FPS Detection & Fallback

  • Auto‑detect monitor refresh:

    • Windows: EnumDisplaySettingsEx (or DXGI if available).
    • macOS: CGDisplayCopyDisplayMode.
    • Linux/X11: XRandR.
  • If detection fails: fallback = 60 FPS. Render loop uses delta‑time; frame pacing avoids busy‑wait.

Audio Polyphony & Debounce Policy

  • Each keystroke = independent playback voice.
  • If a key is pressed before any debounce time, play an additional voice simultaneously; never cut previous audio.
  • Limit via max_concurrent_playbacks (default 16; configurable). LRU drop oldest voice when limit exceeded.
  • Visual debounce/rate‑limit may still cap badges per second, independent of audio.

Badges: Flying, Fades, Low Disturbance

  • Motion: each badge follows a light “flight” path (Bezier or velocity+noise drift) upward/sideways; minimal screen occupation.
  • Fades: explicit fade‑in (60–120 ms) and fade‑out (200–600 ms). Lifetime ~0.7–1.2 s (randomized).
  • Multiples: many badges may coexist; back‑pressure limits (e.g., cap 150 active; resume at <80).
  • PNG Atlas: select random lizard sprite; optional subtle rotation ±5° and scale jitter to avoid repetition.

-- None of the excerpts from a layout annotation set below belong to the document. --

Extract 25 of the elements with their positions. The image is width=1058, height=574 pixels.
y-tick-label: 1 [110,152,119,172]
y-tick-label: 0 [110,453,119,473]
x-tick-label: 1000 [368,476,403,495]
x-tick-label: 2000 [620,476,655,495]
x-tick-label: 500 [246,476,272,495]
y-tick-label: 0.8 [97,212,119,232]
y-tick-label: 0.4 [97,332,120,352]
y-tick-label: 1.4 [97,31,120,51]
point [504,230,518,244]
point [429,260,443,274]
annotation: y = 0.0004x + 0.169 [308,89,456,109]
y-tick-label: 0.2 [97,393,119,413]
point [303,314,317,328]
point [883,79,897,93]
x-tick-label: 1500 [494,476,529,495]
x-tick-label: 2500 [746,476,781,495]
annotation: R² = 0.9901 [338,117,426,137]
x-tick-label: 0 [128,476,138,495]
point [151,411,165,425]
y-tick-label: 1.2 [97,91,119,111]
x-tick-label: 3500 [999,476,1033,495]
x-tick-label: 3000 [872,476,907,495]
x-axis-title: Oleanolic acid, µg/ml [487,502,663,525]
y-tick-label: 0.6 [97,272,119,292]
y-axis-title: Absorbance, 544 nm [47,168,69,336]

OpenGL Overlay & Click‑through

  • Single OpenGL context; instanced draws for badges; radial alpha for circular badge BG.

  • Click‑through:

    • Windows: layered window WS_EX_LAYERED|WS_EX_TRANSPARENT|WS_EX_NOACTIVATE|WS_EX_TOPMOST.
    • macOS: non‑opaque NSWindow with ignoresMouseEvents=YES.
    • Linux X11: ARGB visual + input shape region; compositing WM required. Wayland: feature limited.

RAII & Memory Clearance

  • Guards everywhere: unique ownership for GL objects, hooks, audio devices; scope guards for cleanup; zero memory of PCM buffers after use where applicable.
  • No raw new/delete in app code; use smart pointers and custom handle wrappers; deterministic teardown order.

Config Additions (lizard.json)

  • emoji_pngs (array of atlas sprite names) or emoji_atlas (path).
  • max_concurrent_playbacks (int, default 16).
  • fps_mode ("auto"|"fixed"), fps_fixed (default 60).
  • Platform config roots: Windows %LOCALAPPDATA%/LizardHook/, Linux $XDG_CONFIG_HOME/lizard_hook/, macOS ~/Library/Application Support/LizardHook/.

Build Notes (Windows MinGW)

  • Link: opengl32, gdi32, user32, shell32, dwmapi, winmm.
  • Statically link runtime if possible; produce a single EXE with embedded assets.

Keyboard Hooks — Documentation Summary

  • Windows: SetWindowsHookExW(WH_KEYBOARD_LL) in its own thread.
  • macOS: CGEventTapCreate(kCGHIDEventTap, kCGHeadInsertEventTap, ...) with CFRunLoop; requires Accessibility permission.
  • Linux/X11: XInput2 raw events via XISelectEvents; fallback XRecord; requires X11 (not Wayland). On Wayland, global capture is not available without compositor‑specific protocols.

(These updates override earlier Direct2D/emoji‑font/MSVC‑specific mentions.)